Landsat8/OLI data from 2013 to 2021 and Sentinel2/MSI data from 2018 to 2021 are used to verify the proposed method. The results show an average relative difference between the model’s predicted values and the satellite’s observed values of no more than ±4%, with a root mean square error (RMSE) of each band of no more than 1.5% (Table 2, Table 3). Compared with the TOA multispectral model, the average relative difference of the blue wave segment based on Sentinel2/MSI data increases from -1.02% to -1.61%, and the RMSE from 0.36% to 0.42%. The average relative difference of the shortwave infrared band increases from -0.12% to -0.94%, and the RMSE from 0.61% to 0.68%. The precision of the other three bands is consistent with that of the multispectral model, indicating that the precision of the method in the original several channels is not significantly reduced. At the West of the Xiao Qaidam Lake site, the average relative difference between the model-predicted value and the satellite-observed value is less than ±3.1%, with an RMSE for each band of less than 1.1% (Table 6, Table 7). The verification results of the two stable site models show that the predicted values of TOA hyperspectral reflectance of the stable sites maintain high consistency with the satellite observation values. Meanwhile, the model also analyzes the uncertainty of the calibration result based on the calibration process of GF6/WFV sensors. The uncertainty of eight bands of GF6/WFV is less than 4.5%, which is 0.49% lower than the average uncertainty of the original multispectral reflectance model.

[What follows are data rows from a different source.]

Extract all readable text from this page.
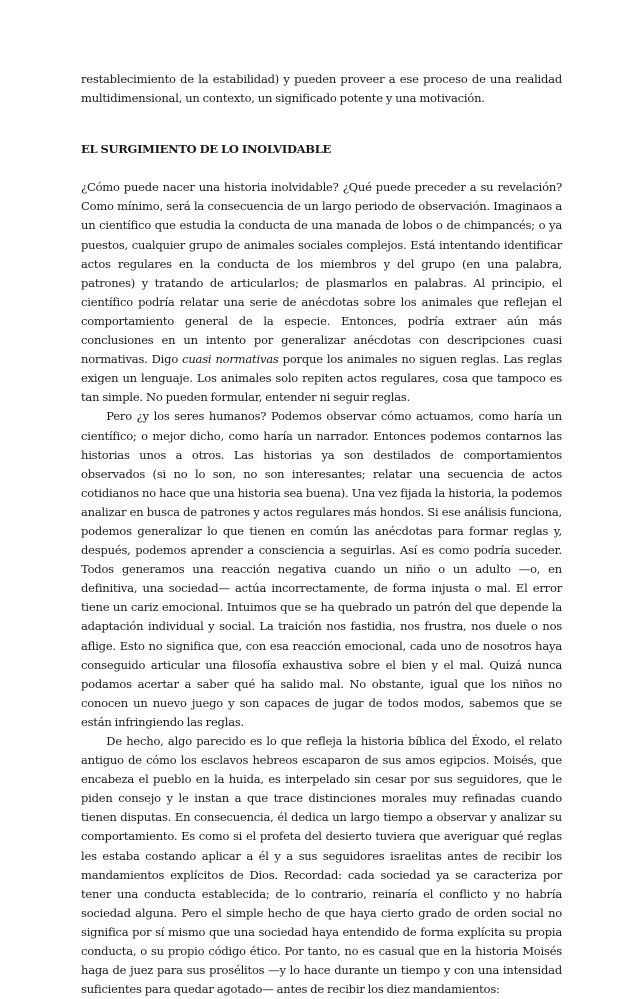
restablecimiento de la estabilidad) y pueden proveer a ese proceso de una realidad multidimensional, un contexto, un significado potente y una motivación.

EL SURGIMIENTO DE LO INOLVIDABLE

¿Cómo puede nacer una historia inolvidable? ¿Qué puede preceder a su revelación? Como mínimo, será la consecuencia de un largo periodo de observación. Imaginaos a un científico que estudia la conducta de una manada de lobos o de chimpancés; o ya puestos, cualquier grupo de animales sociales complejos. Está intentando identificar actos regulares en la conducta de los miembros y del grupo (en una palabra, patrones) y tratando de articularlos; de plasmarlos en palabras. Al principio, el científico podría relatar una serie de anécdotas sobre los animales que reflejan el comportamiento general de la especie. Entonces, podría extraer aún más conclusiones en un intento por generalizar anécdotas con descripciones cuasi normativas. Digo cuasi normativas porque los animales no siguen reglas. Las reglas exigen un lenguaje. Los animales solo repiten actos regulares, cosa que tampoco es tan simple. No pueden formular, entender ni seguir reglas.

Pero ¿y los seres humanos? Podemos observar cómo actuamos, como haría un científico; o mejor dicho, como haría un narrador. Entonces podemos contarnos las historias unos a otros. Las historias ya son destilados de comportamientos observados (si no lo son, no son interesantes; relatar una secuencia de actos cotidianos no hace que una historia sea buena). Una vez fijada la historia, la podemos analizar en busca de patrones y actos regulares más hondos. Si ese análisis funciona, podemos generalizar lo que tienen en común las anécdotas para formar reglas y, después, podemos aprender a consciencia a seguirlas. Así es como podría suceder. Todos generamos una reacción negativa cuando un niño o un adulto —o, en definitiva, una sociedad— actúa incorrectamente, de forma injusta o mal. El error tiene un cariz emocional. Intuimos que se ha quebrado un patrón del que depende la adaptación individual y social. La traición nos fastidia, nos frustra, nos duele o nos aflige. Esto no significa que, con esa reacción emocional, cada uno de nosotros haya conseguido articular una filosofía exhaustiva sobre el bien y el mal. Quizá nunca podamos acertar a saber qué ha salido mal. No obstante, igual que los niños no conocen un nuevo juego y son capaces de jugar de todos modos, sabemos que se están infringiendo las reglas.

De hecho, algo parecido es lo que refleja la historia bíblica del Éxodo, el relato antiguo de cómo los esclavos hebreos escaparon de sus amos egipcios. Moisés, que encabeza el pueblo en la huida, es interpelado sin cesar por sus seguidores, que le piden consejo y le instan a que trace distinciones morales muy refinadas cuando tienen disputas. En consecuencia, él dedica un largo tiempo a observar y analizar su comportamiento. Es como si el profeta del desierto tuviera que averiguar qué reglas les estaba costando aplicar a él y a sus seguidores israelitas antes de recibir los mandamientos explícitos de Dios. Recordad: cada sociedad ya se caracteriza por tener una conducta establecida; de lo contrario, reinaría el conflicto y no habría sociedad alguna. Pero el simple hecho de que haya cierto grado de orden social no significa por sí mismo que una sociedad haya entendido de forma explícita su propia conducta, o su propio código ético. Por tanto, no es casual que en la historia Moisés haga de juez para sus prosélitos —y lo hace durante un tiempo y con una intensidad suficientes para quedar agotado— antes de recibir los diez mandamientos:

In this paper, we present a method for hyperspectral reflectance expansion from multispectral reflectance, utilizing the mean value of GF5B/AHSI data as the reference spectrum and normalizing it to the MODIS spectral response as equivalent channel reflectance. The channel TOA reflectance over the transit stable sites is predicted by the multispectral model. Then, the ratio of TOA channel reflectance to equivalent channel reflectance during satellite transit is calculated, and the ratio is linearly interpolated across the spectral band as a spectral scaling factor. This factor is then used to scale the reference spectrum, realizing the spectral dimension expansion of the model. In our study, Sentinel2/MSI data and Landsat8/OLI data are used to evaluate the precision of the East of Dazaohuo and West of Xiao Qaidam Lake sites. The results demonstrate high agreement between the model’s predicted values and satellite observation values. The precision across each band of the model is similar, indicating that the model’s precision itself can remain stable. Based on the calibration process of GF6/WFV sensors, an uncertainty analysis of model calibration results is conducted. The uncertainty of eight bands of GF6/WFV sensors is less than 5.4%, further verifying the reliability of the model. The uncertainty analysis of the calibration results helps characterize the uncertainty of the calibration results and ensures consistency and traceability of satellite sensors calibration results. In future studies, the TOA hyperspectral reflectance model can also generate time series calibration results for satellite sensors, providing long-term trend information for individual sensors. Moreover, based on multiple stable site models, multi-site calibrations can also be performed to further improve the on-orbit calibration frequency of sensors, which is significantly important for the commercial calibration of domestic satellite sensors.